We made the 3rd Gate cache about noon. Everyone who had passed us was there and the few behind us showed up shortly after us. It ended up being quite a gathering. Kelly was able to get everyone’s names, even the hippies. Stacy and Bernie are a couple that started the morning on the other side of the highway and she had a piece of PVC on her pack being used as a case. It ends up she is carrying a Navaho flute and when I comment on it we find out that Bobby is carrying a ukulele! I should note that this water cache was a marvel; the only way to get the jugs up here was for a group of trail angels to haul them 1 mile up a steep trail from an old Jeep trail. God bless the trail angels!
It’s even more amazing that the trail angels still had enough energy to place this hilarious prank enabler up near the cache. One of the most popular jokes to play on your fellow hikers is to secretively place something heavy in their pack and see how many miles it takes for them to find out it’s there. Kelly threatened me bodily harm if she found lead weights in her pack.
Shortly after this Barrett and Garrett (not brothers) caught up and walked with us, followed by the riders. It didn’t take too long before they we renamed to “B&G” and then the “BeeGees”. I don’t know if the trail name stuck but it’s what Kelly and I called them for the next couple of days.
Climbing out of a typical sandy wash with the BeeGees in the lead, Kelly lets out a sharp “whoa” and stops in her tracks. A massive rattler is coiled and ready to strike next to a bush the BeeGees just walked past. Their first response is “can we come back to get a picture?” but the snake looked like it was actually waiting in ambush for just that opportunity!
I try a few small rocks to get the big sucker to move, then some larger ones but he responded by coiling tighter into the bush.

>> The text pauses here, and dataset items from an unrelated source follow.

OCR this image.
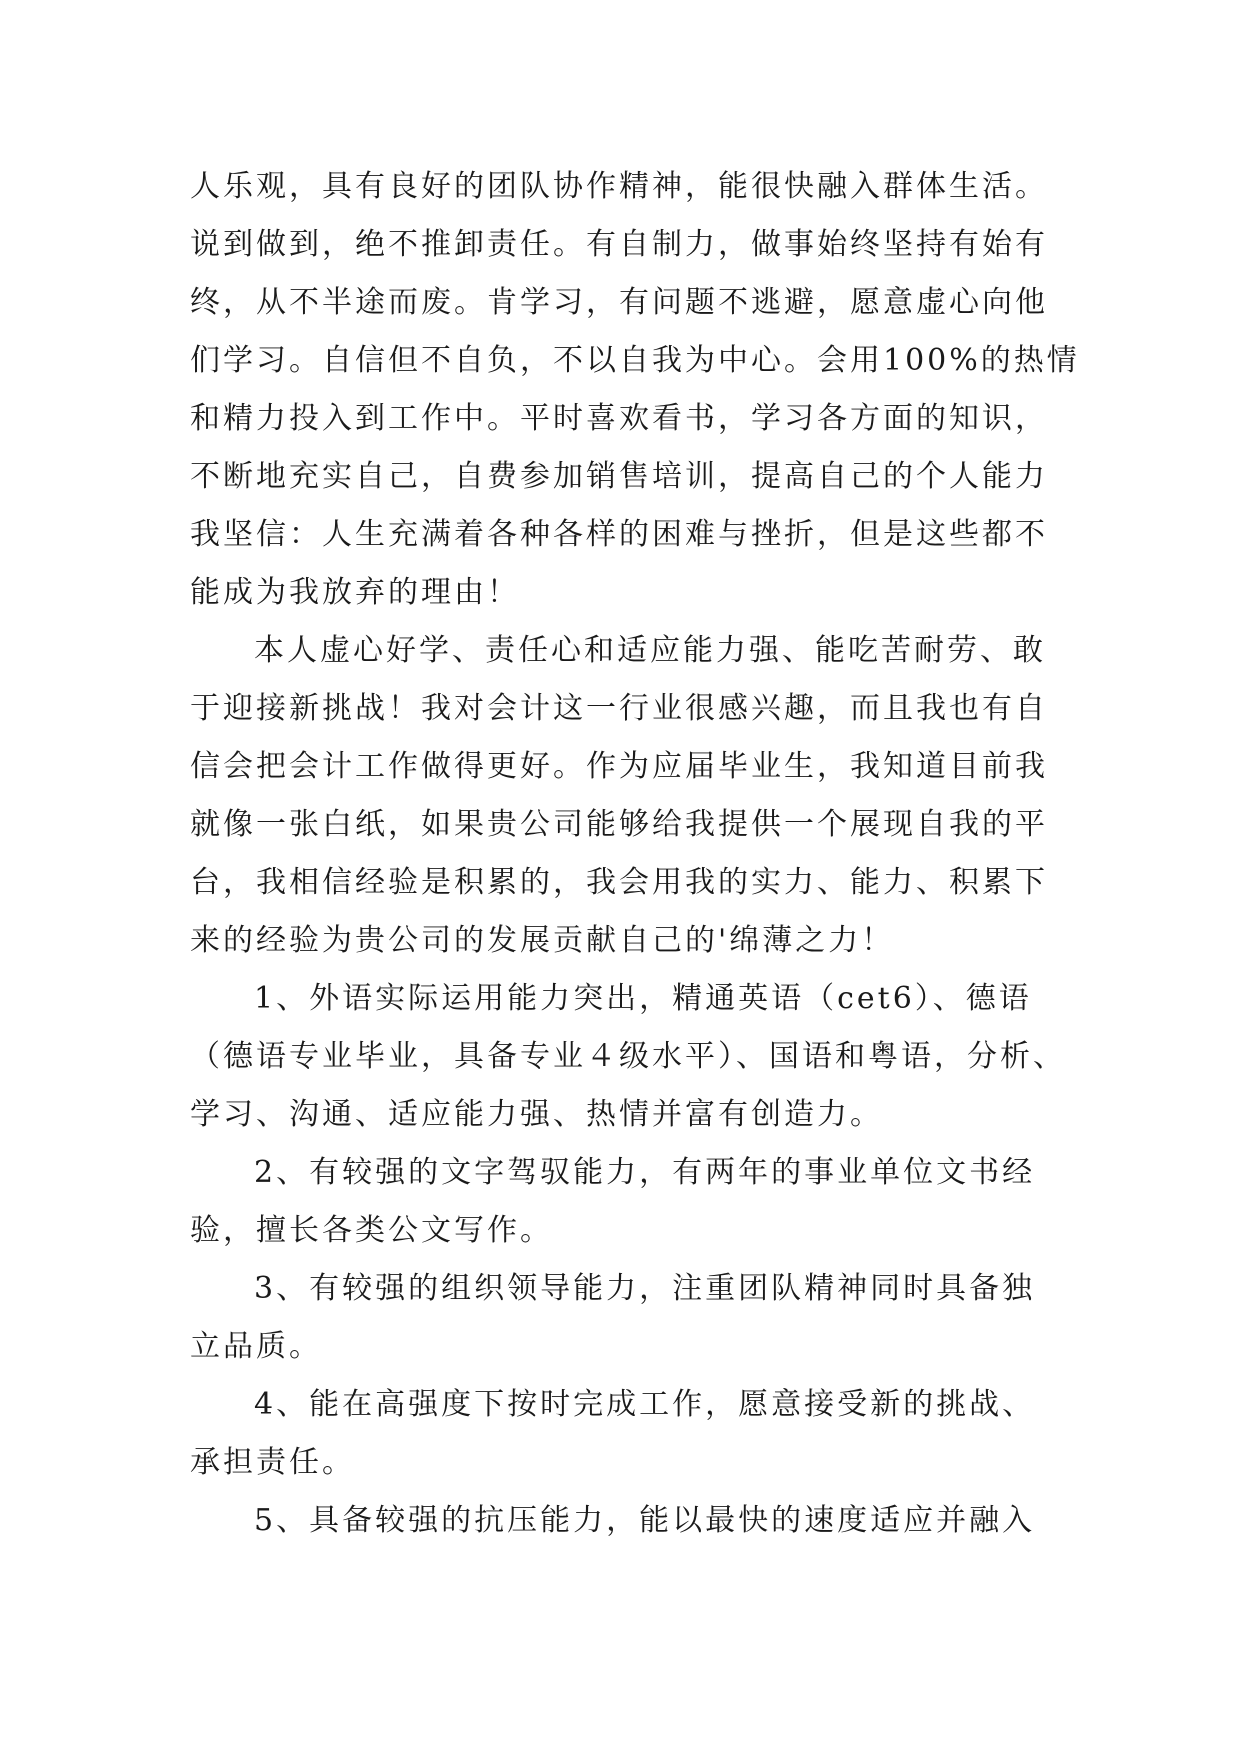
人乐观，具有良好的团队协作精神，能很快融入群体生活。
说到做到，绝不推卸责任。有自制力，做事始终坚持有始有
终，从不半途而废。肯学习，有问题不逃避，愿意虚心向他
们学习。自信但不自负，不以自我为中心。会用100%的热情
和精力投入到工作中。平时喜欢看书，学习各方面的知识，
不断地充实自己，自费参加销售培训，提高自己的个人能力
我坚信：人生充满着各种各样的困难与挫折，但是这些都不
能成为我放弃的理由！
本人虚心好学、责任心和适应能力强、能吃苦耐劳、敢
于迎接新挑战！我对会计这一行业很感兴趣，而且我也有自
信会把会计工作做得更好。作为应届毕业生，我知道目前我
就像一张白纸，如果贵公司能够给我提供一个展现自我的平
台，我相信经验是积累的，我会用我的实力、能力、积累下
来的经验为贵公司的发展贡献自己的'绵薄之力！
1、外语实际运用能力突出，精通英语（cet6）、德语
（德语专业毕业，具备专业４级水平）、国语和粤语，分析、
学习、沟通、适应能力强、热情并富有创造力。
2、有较强的文字驾驭能力，有两年的事业单位文书经
验，擅长各类公文写作。
3、有较强的组织领导能力，注重团队精神同时具备独
立品质。
4、能在高强度下按时完成工作，愿意接受新的挑战、
承担责任。
5、具备较强的抗压能力，能以最快的速度适应并融入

With a dog and 2 horses that still needed to pass I decided he has to go. I figure him at around 5 feet, a monster to be sure but he’s no match for a pair of trekking poles. So after trying to coax him along by tapping the ground to no avail, I use the poles like chopsticks, scooping and tossing over and over until he is well off trail.
Trying to learn from the last trip, I was determined to reel in Kelly’s hunger for big mileage days until our feet were in better shape. But it was only 2:30 in the afternoon when we got to Cattle Gate at 16.7 miles so we agreed to keep moving until it got to 4:30 or 5pm and start looking for a good place to camp.
Needless to say, 5pm came and went as we checked out every possible spot along the trail. As the afternoon got later and I was looking over a small sandy wash, searching for any spots that looked level, Zach began to yip like crazy. After a few minutes, we realized that he had figured out that we were looking for a campsite and was voicing his opinion! At this point it was only 4 more miles to Barrel Springs where it was supposed to be really nice AND there was water. So we continued on, poor Zach.
So much for the idea of starting this trip by hiking reasonable distances at the start! Barrel Springs was nice and almost everyone we hiked with (except the riders) were there. (even Backfire came in a little while after us) The soft sandy camp area was huge but the BeeGees called us over and invited us to setup next to them. I tried again (and failed) to patch Kelly’s sleeping pad. At least this time I got it to be a slow leak so she just had to blow it back up every hour – all night long.